Bryan Tramont, senior legal adviser to FCC Chairman Michael Powell, says the agency intends to rule on the wireless trade group's position before Nov. 24. "Everyone agrees there is some obligation for some wire-line-to-wireless porting," he says. "The question is, how much."

To be sure, the cellular industry is still fighting to prevent portability -- which has already been delayed three times -- from happening at all. At next week's hearing, industry lawyers are scheduled to appear before the U.S. Court of Appeals for the District of Columbia Circuit, where they will argue that the FCC doesn't have the legal authority to force them to transfer numbers.

The cellular industry has long argued that implementing the technology to make portability possible is costly. But industry experts say carriers have already spent a significant portion of the money needed to make the changes. The real reason behind carrier's vehement opposition -- and their new attempt to spread the requirement to traditional carriers -- is the fear of losing customers.

Keeping down customer defections is vital: It generally takes nearly a year for a carrier to earn its money back from the cost of acquiring a customer. The average customer stays with a carrier for roughly three years, translating to two years of operating profit.
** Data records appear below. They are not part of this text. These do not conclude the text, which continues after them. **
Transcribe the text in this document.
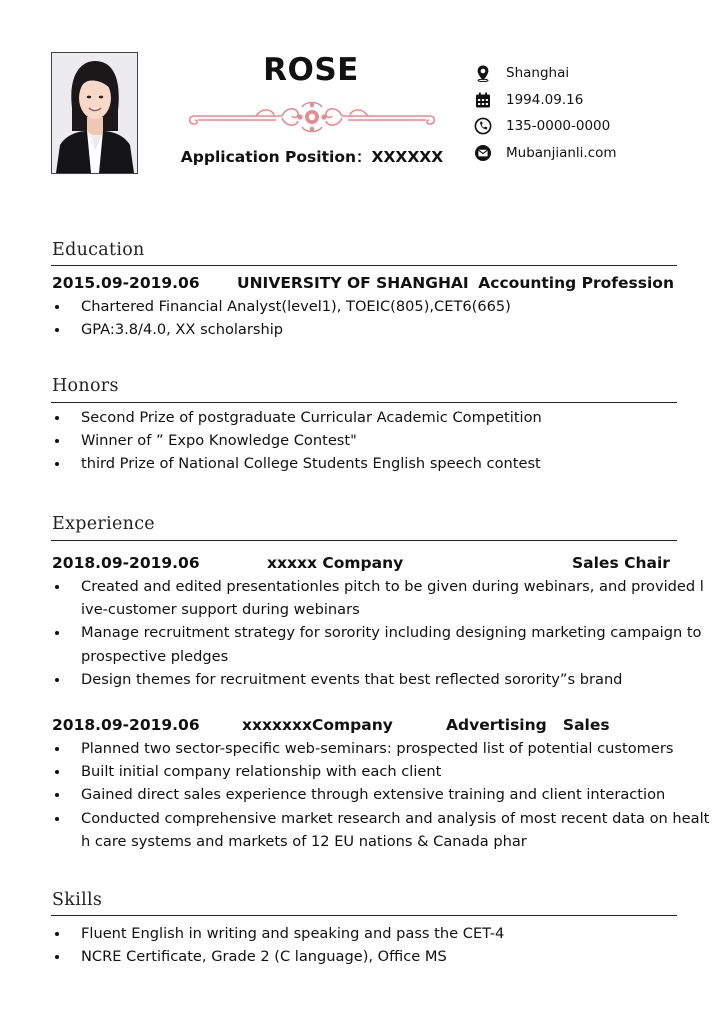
ROSE
Application Position：XXXXXX
Shanghai
1994.09.16
135-0000-0000
Mubanjianli.com
Education
2015.09-2019.06 UNIVERSITY OF SHANGHAI Accounting Profession
Chartered Financial Analyst(level1), TOEIC(805),CET6(665)
GPA:3.8/4.0, XX scholarship
Honors
Second Prize of postgraduate Curricular Academic Competition
Winner of ” Expo Knowledge Contest"
third Prize of National College Students English speech contest
Experience
2018.09-2019.06	xxxxx Company	Sales Chair
Created and edited presentationles pitch to be given during webinars, and provided l
ive-customer support during webinars
Manage recruitment strategy for sorority including designing marketing campaign to
prospective pledges
Design themes for recruitment events that best reflected sorority”s brand
2018.09-2019.06	xxxxxxxCompany	Advertising   Sales
Planned two sector-specific web-seminars: prospected list of potential customers
Built initial company relationship with each client
Gained direct sales experience through extensive training and client interaction
Conducted comprehensive market research and analysis of most recent data on healt
h care systems and markets of 12 EU nations & Canada phar
Skills
Fluent English in writing and speaking and pass the CET-4
NCRE Certificate, Grade 2 (C language), Office MS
But if monthly churn rises from its current level of 2.8% to, say, 6%, it means a carrier's profitable period could be reduced to as little as four months before the subscriber moves on and the carrier has to start the process all over.

Currently, land-line subscribers can switch their numbers to cellphones in only very limited instances when their land-line carrier's "rate center" is in the same location as their cellular carrier's.

Consumer groups want as much portability as possible to promote greater choice. "We need wire-line-to-wireless portability, because wireless services are the only real competition we're gong to have against the wire-line monopolies in the near term," says Chris Murray, legislative counsel for Consumers Union.